Some 60 per cent of the places in medical schools are on courses that mention only sciences as mandatory or preferred subjects, and no school suggests subjects other than science, according to figures in the Careers Research and Advisory Centre Guide 2000-01 . "There is an unshakeable belief among deans that those with the top science A levels make the best students," MacNaughton says.

Allen Vincent, general secretary of the National Association of Careers and Guidance Teachers, suspects that medical schools make passing reference to flexible admission systems only to give themselves room to "pick up outstanding applicants", who might not offer three sciences.

His views are echoed by Rob Edwards, head of sixth form at London's Barking Abbey Comprehensive School. He says: "When it comes to the nitty-gritty, from my point of view, medical schools want the sciences and it is safer to give students that advice." He is wary of recommending the expensive changes necessary to give more liberal mixtures on the timetable, lest it is just "another whim" of the medical schools.

But Lynne Bolton, careers adviser at Denbigh High in Wales, says that the timetabling demands of the AS-level curriculum has reduced individual choice, but she believes the medical schools are genuine in seeking breadth of education. "I would definitely advise prospective doctors to go with humanities," she says.

James Burnett, author of Getting into Medical School , highlights two important practical pros and cons. In the light of changes in the styles of entrance interviews, which make them less focused and more transparent, "those who have studied humanities often perform better". But in terms of getting the grades, "for those who are good at science, a third science is less risky because it is more fact-based."

Market forces might soon become a deciding factor. Applications to medical schools are dwindling despite an expansion in places available, according to Andrew Gray, professor of public health at Durham. "By 2004 the number of medical school places will equal the number of applications," he says, adding that this shows the need for wider access to be made available to courses.

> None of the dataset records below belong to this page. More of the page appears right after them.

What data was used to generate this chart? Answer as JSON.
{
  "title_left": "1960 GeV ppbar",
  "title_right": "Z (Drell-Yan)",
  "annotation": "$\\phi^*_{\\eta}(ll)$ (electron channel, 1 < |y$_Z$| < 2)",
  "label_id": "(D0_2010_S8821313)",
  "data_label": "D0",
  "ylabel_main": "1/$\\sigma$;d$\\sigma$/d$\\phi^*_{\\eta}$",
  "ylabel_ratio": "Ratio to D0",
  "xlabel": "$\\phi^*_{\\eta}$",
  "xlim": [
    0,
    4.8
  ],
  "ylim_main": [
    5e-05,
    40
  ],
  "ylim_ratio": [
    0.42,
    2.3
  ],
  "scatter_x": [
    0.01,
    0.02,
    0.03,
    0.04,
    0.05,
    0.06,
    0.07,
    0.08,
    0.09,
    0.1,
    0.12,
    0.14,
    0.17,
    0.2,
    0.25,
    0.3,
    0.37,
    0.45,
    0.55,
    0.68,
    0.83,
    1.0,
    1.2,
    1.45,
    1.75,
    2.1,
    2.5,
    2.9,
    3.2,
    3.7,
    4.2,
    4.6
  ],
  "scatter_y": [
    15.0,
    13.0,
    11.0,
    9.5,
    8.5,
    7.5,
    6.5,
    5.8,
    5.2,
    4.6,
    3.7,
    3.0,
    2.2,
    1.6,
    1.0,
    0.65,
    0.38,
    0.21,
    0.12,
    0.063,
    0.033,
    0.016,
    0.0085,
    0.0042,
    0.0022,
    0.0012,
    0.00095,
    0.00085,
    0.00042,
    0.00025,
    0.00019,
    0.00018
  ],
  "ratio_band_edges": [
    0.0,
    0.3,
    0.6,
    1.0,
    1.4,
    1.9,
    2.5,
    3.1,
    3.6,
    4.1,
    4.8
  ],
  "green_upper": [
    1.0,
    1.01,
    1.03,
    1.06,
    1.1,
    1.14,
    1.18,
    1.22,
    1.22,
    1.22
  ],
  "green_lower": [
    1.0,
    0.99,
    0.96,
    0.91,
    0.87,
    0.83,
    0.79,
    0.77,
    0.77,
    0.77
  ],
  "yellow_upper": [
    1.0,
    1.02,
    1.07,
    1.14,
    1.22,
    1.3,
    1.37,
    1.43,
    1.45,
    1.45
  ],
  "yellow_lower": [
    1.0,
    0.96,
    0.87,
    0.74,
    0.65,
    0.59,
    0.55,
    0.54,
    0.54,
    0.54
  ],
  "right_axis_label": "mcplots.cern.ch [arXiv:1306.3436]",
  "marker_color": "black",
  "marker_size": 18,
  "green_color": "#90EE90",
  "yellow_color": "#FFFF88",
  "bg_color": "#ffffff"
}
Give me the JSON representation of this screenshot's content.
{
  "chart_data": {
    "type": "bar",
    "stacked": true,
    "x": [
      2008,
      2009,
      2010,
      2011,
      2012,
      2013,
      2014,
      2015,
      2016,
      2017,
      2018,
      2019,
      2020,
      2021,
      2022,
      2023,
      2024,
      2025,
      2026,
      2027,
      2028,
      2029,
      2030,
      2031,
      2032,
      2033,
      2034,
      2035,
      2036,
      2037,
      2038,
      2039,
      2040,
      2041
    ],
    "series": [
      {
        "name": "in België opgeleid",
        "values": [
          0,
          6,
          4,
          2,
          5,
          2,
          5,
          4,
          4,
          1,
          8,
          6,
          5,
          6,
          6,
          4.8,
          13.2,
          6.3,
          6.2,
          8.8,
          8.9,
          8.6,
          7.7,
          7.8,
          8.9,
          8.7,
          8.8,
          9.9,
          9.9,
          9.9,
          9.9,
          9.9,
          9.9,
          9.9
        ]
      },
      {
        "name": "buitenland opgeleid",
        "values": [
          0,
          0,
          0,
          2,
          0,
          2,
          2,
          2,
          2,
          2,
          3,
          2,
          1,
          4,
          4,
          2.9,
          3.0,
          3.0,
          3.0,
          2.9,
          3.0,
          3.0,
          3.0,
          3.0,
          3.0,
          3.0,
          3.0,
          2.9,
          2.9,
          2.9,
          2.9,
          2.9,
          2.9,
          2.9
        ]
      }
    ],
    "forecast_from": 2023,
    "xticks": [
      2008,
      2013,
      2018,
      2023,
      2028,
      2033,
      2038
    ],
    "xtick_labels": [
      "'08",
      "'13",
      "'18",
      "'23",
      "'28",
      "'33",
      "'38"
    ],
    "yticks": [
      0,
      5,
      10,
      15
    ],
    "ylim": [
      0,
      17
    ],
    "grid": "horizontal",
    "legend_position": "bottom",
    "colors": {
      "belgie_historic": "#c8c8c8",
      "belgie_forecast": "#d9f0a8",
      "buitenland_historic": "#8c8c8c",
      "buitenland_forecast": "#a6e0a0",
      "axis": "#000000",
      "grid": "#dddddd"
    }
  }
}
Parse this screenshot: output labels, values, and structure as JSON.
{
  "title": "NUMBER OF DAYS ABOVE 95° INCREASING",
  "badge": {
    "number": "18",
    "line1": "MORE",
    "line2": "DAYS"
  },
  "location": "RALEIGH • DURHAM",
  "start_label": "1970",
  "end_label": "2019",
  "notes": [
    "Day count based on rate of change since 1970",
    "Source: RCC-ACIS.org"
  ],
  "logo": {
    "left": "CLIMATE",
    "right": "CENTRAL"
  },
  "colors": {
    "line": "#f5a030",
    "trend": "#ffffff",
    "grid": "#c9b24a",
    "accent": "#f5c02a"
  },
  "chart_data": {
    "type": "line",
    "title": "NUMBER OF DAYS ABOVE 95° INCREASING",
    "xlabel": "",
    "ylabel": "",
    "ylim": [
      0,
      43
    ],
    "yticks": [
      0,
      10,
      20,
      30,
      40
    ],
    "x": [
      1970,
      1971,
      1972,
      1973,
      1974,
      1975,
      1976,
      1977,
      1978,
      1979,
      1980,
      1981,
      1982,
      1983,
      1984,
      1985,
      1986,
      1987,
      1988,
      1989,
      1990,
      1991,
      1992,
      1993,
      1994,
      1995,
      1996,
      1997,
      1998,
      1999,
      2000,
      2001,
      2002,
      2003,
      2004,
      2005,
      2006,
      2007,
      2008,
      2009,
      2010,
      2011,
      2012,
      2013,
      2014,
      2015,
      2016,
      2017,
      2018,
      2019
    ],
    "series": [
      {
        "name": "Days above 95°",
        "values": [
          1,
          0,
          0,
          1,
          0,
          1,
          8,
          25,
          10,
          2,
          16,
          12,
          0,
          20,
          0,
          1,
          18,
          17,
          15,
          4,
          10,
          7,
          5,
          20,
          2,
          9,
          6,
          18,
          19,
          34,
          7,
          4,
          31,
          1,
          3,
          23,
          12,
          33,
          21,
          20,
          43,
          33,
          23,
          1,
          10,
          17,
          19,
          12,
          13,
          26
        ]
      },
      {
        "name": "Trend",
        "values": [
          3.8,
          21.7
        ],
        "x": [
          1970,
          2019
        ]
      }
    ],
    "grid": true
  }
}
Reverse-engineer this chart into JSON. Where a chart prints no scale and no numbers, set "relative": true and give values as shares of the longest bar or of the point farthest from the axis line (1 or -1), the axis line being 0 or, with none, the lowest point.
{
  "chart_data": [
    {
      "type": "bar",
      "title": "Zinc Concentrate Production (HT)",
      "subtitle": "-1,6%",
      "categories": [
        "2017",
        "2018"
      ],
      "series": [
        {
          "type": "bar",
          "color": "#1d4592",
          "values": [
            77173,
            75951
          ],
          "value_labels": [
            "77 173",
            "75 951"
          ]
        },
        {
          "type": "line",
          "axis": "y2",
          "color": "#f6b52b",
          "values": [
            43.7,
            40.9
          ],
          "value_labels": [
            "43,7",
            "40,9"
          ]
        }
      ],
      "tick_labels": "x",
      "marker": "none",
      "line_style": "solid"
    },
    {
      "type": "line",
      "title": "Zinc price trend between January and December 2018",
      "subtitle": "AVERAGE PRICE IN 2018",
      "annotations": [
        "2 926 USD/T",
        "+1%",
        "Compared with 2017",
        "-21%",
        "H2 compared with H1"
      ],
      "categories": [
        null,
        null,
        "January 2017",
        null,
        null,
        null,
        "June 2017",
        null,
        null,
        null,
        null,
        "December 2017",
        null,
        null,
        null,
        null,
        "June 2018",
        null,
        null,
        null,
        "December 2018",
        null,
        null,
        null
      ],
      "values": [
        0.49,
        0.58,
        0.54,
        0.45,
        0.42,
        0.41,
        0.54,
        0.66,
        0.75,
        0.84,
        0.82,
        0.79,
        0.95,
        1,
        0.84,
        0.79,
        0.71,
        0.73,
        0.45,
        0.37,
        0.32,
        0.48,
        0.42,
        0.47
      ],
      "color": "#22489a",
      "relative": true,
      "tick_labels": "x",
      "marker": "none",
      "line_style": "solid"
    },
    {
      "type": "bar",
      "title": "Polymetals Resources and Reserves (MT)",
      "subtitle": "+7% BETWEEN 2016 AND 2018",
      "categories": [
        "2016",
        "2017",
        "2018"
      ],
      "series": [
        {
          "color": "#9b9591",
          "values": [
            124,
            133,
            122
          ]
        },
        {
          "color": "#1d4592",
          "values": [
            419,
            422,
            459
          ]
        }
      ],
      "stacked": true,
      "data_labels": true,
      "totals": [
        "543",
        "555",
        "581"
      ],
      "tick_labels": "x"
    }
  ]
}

The most radical supporters of the humanities say that knowledge of the humanities does more than augment the practice of medical science. "There is a feeling in some academic circles that the humanities should be a core subject, not just to gain an understanding of the human condition, but as something to offer in the appreciation of science itself - in the interpretation, deduction and aesthetics of science," MacNaughton says.

It is early days, but there is evidence that those with some arts background make good doctors. An Australian study showed medical students with arts degrees did slightly better than other graduate entrants. Further proof comes from the performance of the many eminent British doctors whose secondary education was largely devoted to the humanities. In 1950, Marinker went to medical school after studying English, French, German and history. "I didn't know what science was until I went to medical school," he says.